Jakarta (www.pilar.id) – Menurut data yang disajikan oleh Direktorat Jenderal MIGAS Kementerian Energi dan Sumber Daya Mineral (ESDM), tahun lalu permintaan BBM di Indonesia mencapai 69,7 juta kiloliter, sedangkan produksi BBM di dalam negeri hanya 44,5 juta kiloliter, lalu ada tambahan pasokan campuran BBM bio diesel sebanyak 8,4 juta kiloliter.

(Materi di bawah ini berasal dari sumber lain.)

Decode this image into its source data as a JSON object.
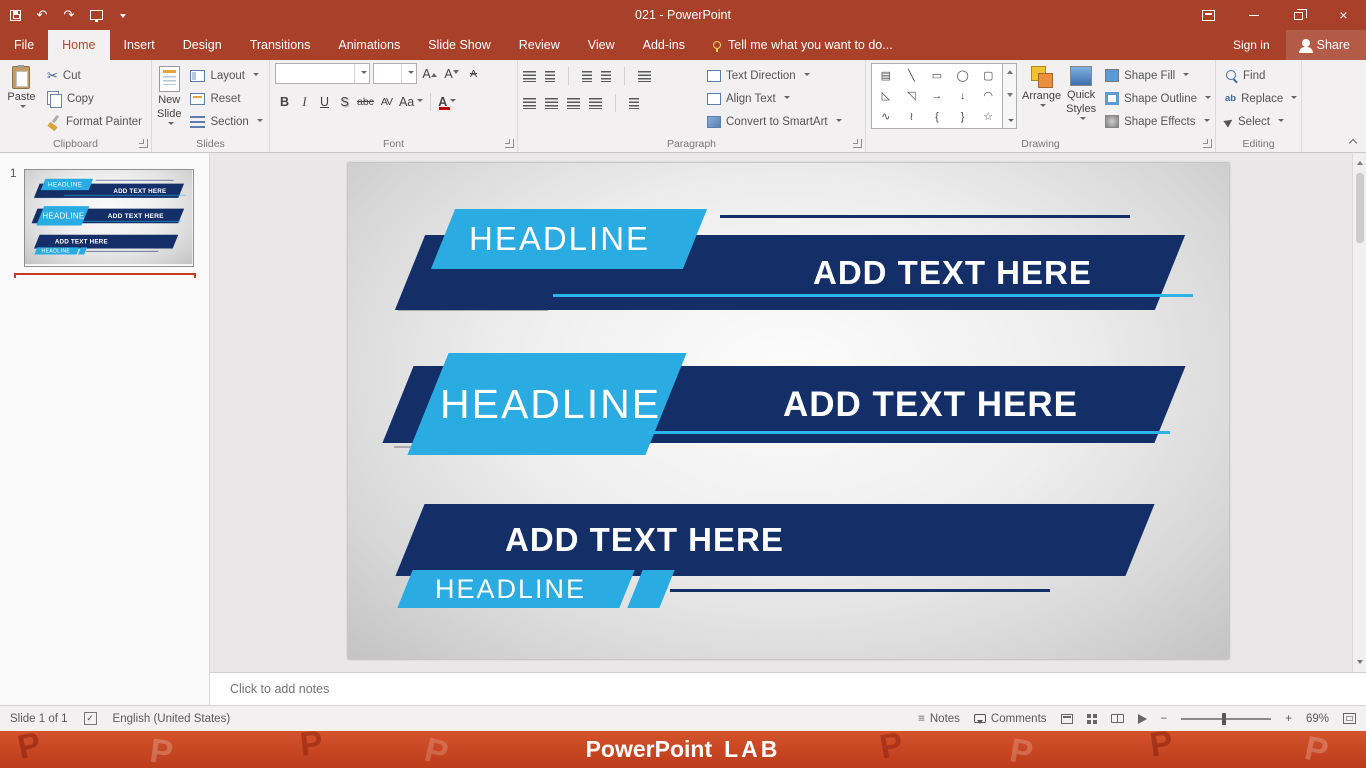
{
  "colors": {
    "titlebar_red": "#a8402a",
    "active_tab_red": "#bf4225",
    "banner_navy": "#142f68",
    "banner_blue": "#2aabe2",
    "footer_red": "#c74522"
  },
  "titlebar": {
    "title": "021 - PowerPoint"
  },
  "icons": {
    "undo": "↶",
    "redo": "↷",
    "cut": "✂",
    "check": "✓",
    "replace_ab": "ab",
    "minus": "−",
    "plus": "+",
    "close": "×",
    "menu_lines": "≡"
  },
  "ribbon": {
    "tabs": [
      "File",
      "Home",
      "Insert",
      "Design",
      "Transitions",
      "Animations",
      "Slide Show",
      "Review",
      "View",
      "Add-ins"
    ],
    "tell_me": "Tell me what you want to do...",
    "sign_in": "Sign in",
    "share": "Share",
    "groups": {
      "clipboard": {
        "label": "Clipboard",
        "paste": "Paste",
        "cut": "Cut",
        "copy": "Copy",
        "format_painter": "Format Painter"
      },
      "slides": {
        "label": "Slides",
        "new_slide": "New Slide",
        "layout": "Layout",
        "reset": "Reset",
        "section": "Section"
      },
      "font": {
        "label": "Font",
        "buttons": [
          "B",
          "I",
          "U",
          "S",
          "abc",
          "AV",
          "Aa",
          "A"
        ],
        "grow": "A",
        "shrink": "A",
        "clear": "A"
      },
      "paragraph": {
        "label": "Paragraph",
        "text_direction": "Text Direction",
        "align_text": "Align Text",
        "convert_smartart": "Convert to SmartArt"
      },
      "drawing": {
        "label": "Drawing",
        "arrange": "Arrange",
        "quick_styles": "Quick Styles",
        "shape_fill": "Shape Fill",
        "shape_outline": "Shape Outline",
        "shape_effects": "Shape Effects",
        "shapes": [
          "▤",
          "╲",
          "▭",
          "◯",
          "▢",
          "◺",
          "◹",
          "→",
          "↓",
          "◠",
          "∿",
          "≀",
          "{",
          "}",
          "☆"
        ]
      },
      "editing": {
        "label": "Editing",
        "find": "Find",
        "replace": "Replace",
        "select": "Select"
      }
    }
  },
  "slide_panel": {
    "slide_number": "1"
  },
  "slide": {
    "banners": {
      "b1": {
        "headline": "HEADLINE",
        "text": "ADD TEXT HERE"
      },
      "b2": {
        "headline": "HEADLINE",
        "text": "ADD TEXT HERE"
      },
      "b3": {
        "headline": "HEADLINE",
        "text": "ADD TEXT HERE"
      }
    }
  },
  "notes": {
    "placeholder": "Click to add notes"
  },
  "status_bar": {
    "slide_indicator": "Slide 1 of 1",
    "language": "English (United States)",
    "notes": "Notes",
    "comments": "Comments",
    "zoom": "69%"
  },
  "footer": {
    "brand_main": "PowerPoint",
    "brand_sub": "LAB",
    "watermark": "P"
  }
}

Tahun ini impor BBM diperkirakan akan mencapai angka 18,4 juta kiloliter karena peningkatan kebutuhan menjadi 72 juta kiloliter. Sedangkan produksi stabil pada angka 44,5 juta kiloliter dan produksi bio diesel diperkirakan sebesar 9,20 juta kiloliter.
Lalu pada tahun 2022, Kementerian ESDM memperkirakan impor BBM akan turun menjadi 16,5 juta kiloliter karena ada peningkatan produksi BBM dalam negeri menjadi 47,8 juta kiloliter.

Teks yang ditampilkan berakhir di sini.